Bin hier mehr der nicht übliche Gast, darf aber trotzdem mit Hund, Stock und schmutzigen Schuhen rein, aber als ich sage, sie möge mir den Kuchen hinten in den Rucksack legen, bekommt die junge Dame Schnappatmung. Es würde doch alles gequetscht. Ist im Bauch auch so, antworte ich ihr freundlich, und bringe den Kuchen dann doch heil in den Bus, bevor der große Regen kommt.
Wir haben eine ruhige Nacht.
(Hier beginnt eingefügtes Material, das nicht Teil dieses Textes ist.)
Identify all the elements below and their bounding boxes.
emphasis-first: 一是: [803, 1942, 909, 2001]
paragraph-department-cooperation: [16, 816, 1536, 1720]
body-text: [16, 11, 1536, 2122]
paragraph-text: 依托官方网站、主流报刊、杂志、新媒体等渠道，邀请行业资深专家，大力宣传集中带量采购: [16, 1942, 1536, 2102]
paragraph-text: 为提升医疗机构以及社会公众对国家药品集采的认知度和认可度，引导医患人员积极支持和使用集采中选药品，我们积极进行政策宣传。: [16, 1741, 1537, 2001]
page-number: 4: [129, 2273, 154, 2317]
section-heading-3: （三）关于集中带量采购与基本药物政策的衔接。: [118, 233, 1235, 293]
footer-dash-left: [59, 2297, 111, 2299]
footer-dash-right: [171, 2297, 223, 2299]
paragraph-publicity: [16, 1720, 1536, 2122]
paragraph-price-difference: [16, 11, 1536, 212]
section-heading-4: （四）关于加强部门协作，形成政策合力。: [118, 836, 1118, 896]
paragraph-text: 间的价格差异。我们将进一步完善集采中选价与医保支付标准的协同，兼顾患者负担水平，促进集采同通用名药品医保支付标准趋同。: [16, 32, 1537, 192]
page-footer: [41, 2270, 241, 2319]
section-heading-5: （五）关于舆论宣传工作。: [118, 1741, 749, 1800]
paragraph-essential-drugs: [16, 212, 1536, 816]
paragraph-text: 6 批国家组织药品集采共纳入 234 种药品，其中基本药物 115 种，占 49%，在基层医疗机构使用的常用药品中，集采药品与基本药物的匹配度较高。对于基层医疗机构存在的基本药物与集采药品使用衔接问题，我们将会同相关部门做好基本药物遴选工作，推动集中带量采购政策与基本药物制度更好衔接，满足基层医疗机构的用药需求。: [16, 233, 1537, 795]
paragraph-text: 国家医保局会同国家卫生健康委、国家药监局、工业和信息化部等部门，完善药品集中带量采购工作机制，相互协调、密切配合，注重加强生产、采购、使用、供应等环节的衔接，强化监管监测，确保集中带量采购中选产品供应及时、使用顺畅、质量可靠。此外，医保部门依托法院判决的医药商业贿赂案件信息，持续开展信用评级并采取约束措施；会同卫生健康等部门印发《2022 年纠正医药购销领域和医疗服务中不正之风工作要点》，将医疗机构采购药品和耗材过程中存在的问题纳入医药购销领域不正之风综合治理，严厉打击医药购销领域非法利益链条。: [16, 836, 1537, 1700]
Aber vorher muss ich erstmal aufräumen, der Einkauf liegt noch querbeet, die letzten Tage sind noch nicht eingetragen, die aktuellen Bilder möchte ich noch veröffentlichen. Und Hilde hat noch nicht ihren Tagesabschluss verdrückt.
Irgendwann hört es auf zu regnen, und am Morgen kommt erst kalte Luft in den Bus, dann kann ich den roten Himmel hinter den Bäumen ablichten. Jetzt geht es auf acht Uhr zu, ich stelle gleich den Wecker eine Stunde früher, diesen Elan und das Glücksgefühl des Morgens muss ich ausnutzen, um zukünftig noch ein bisschen früher in den Tag aufzuwachen.
Diese besondere Atmosphäre wiegt kein Schlaf auf. Wie der Himmel zartrosa den Rauch aus den Schornsteinen gleich einem Pinselstrich verteilt. Die Sonne aus Rot sich in Orange verwandelt, während Hilde noch die dunkle Nacht unter der Bettdecke vorzieht. Herbstleuchten in den roten Blättern der Hecke, während die Eichenblätter schon auf dem Gras vertrocknen, Raureif auf der oberen Begrenzung des Holzzauns liegt. Gefrorene Pfützen auf den Wegen im festgefahrenen Lehm, grüne Wiesen umranden den Blick, ein Windrad am Horizont.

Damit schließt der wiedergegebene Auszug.